Судя по тому, как Харкот Толбойс произнес свою речь, можно было понять, что он давным-давно тщательно составил ее.
Роберт Одли вздохнул, услышав его речи.
– Бог свидетель, что, может быть, у вас и будет возможность сказать это своему сыну, сэр, – печально ответил он. – Мне было очень приятно узнать, что вы желаете простить его, но я боюсь, что на этом свете вы его больше не увидите.
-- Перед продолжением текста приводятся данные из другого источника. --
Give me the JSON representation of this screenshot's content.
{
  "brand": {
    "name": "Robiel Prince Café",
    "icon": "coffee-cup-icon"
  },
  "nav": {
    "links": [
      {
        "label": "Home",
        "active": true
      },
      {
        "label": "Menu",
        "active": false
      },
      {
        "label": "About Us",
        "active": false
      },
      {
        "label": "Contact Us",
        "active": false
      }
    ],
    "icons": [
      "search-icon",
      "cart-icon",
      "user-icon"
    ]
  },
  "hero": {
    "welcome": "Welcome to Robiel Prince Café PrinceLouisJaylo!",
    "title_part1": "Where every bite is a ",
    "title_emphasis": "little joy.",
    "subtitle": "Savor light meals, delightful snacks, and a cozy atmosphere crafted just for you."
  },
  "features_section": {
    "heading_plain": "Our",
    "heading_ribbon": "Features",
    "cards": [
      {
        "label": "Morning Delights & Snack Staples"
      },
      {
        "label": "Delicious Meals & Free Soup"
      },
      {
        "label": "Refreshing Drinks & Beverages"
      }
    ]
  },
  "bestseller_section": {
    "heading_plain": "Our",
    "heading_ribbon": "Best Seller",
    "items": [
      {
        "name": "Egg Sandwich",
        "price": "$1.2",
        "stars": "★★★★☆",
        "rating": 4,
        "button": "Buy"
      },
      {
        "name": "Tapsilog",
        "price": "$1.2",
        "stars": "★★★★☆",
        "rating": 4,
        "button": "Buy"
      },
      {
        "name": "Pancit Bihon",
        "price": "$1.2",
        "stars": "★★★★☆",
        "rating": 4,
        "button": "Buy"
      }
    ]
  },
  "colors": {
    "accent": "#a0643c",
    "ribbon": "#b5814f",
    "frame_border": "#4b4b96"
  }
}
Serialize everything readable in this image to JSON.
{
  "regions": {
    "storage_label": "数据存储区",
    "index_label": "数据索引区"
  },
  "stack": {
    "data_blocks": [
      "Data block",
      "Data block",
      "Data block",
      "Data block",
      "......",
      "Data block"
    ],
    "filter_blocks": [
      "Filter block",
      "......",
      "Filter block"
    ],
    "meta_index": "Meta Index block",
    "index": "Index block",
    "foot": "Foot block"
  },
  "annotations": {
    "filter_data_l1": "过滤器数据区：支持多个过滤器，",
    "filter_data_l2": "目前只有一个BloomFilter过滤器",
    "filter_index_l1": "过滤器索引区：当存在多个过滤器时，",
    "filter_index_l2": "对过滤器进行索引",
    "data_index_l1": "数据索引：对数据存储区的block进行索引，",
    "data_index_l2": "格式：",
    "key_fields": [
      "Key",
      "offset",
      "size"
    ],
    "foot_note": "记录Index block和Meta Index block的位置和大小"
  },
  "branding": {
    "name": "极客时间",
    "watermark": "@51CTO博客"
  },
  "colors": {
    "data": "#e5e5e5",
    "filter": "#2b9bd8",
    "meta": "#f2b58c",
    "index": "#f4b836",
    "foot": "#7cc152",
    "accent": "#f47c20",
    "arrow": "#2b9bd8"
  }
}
Мне нужно вам многое рассказать об… об этом печальном предмете, мистер Толбойс, но я бы лучше поговорил с вами наедине, – добавил он, взглянув на девушку у окна.
– Моя дочь знает мое мнение но этому поводу, мистер Одли, – ответил Харкот Толбойс. – Нет причины, по которой ей не следует услышать все, что вы имеете сказать. Мисс Клара Толбойс, – мистер Роберт Одли, – добавил он, величественно взмахнув рукой.
Молодая леди склонила голову в ответ на поклон Роберта.
«Пусть она все услышит, – подумал он. – Если у нее так мало чувств, что она не проявила ни одно из них, то пусть она услышит худшее».
Наступила небольшая пауза, во время которой Роберт достал несколько бумаг из своего кармана; среди них был и документ, составленный им сразу же после исчезновения Джорджа.
– Мне потребуется все ваше внимание, мистер Толбойс, – произнес он, – так как то, что я должен раскрыть вам, крайне тяжело. Ваш сын был очень дорог мне – по многим причинам. Возможно, более всего потому, что я прошел с ним через самое большое горе в его жизни и потому еще, что он был сравнительно одинок в этом мире – отвергнутый вами, потерявший единственную женщину, которую любил.
– Дочь пьяного нищего, – как бы мимоходом заметил мистер Толбойс.
– Если бы он умер в своей постели, – продолжал Роберт Одли, – от разбитого сердца, я бы безутешно оплакивал его, даже если бы я своими руками закрыл его глаза и увидел его спокойно лежащим в своей могиле. Я бы горевал по своему старому школьному товарищу и другу, который был мне так дорог. Но это горе – ничто в сравнении с тем, что я испытываю сейчас, когда почти наверняка знаю, что мой бедный друг был убит.
– Убит!
Отец и дочь одновременно повторили это ужасное слово. Лицо отца покрылось смертельной бледностью, его дочь уронила голову на стиснутые руки и больше ни разу не подняла ее.
– Мистер Одли, вы сошли с ума! – воскликнул Харкот Толбойс. – Вы сошли с ума, или же ваш друг поручил вам играть на моих чувствах. Я протестую против этого тайного заговора и я… я беру назад свое прощение человеку, который был однажды моим сыном.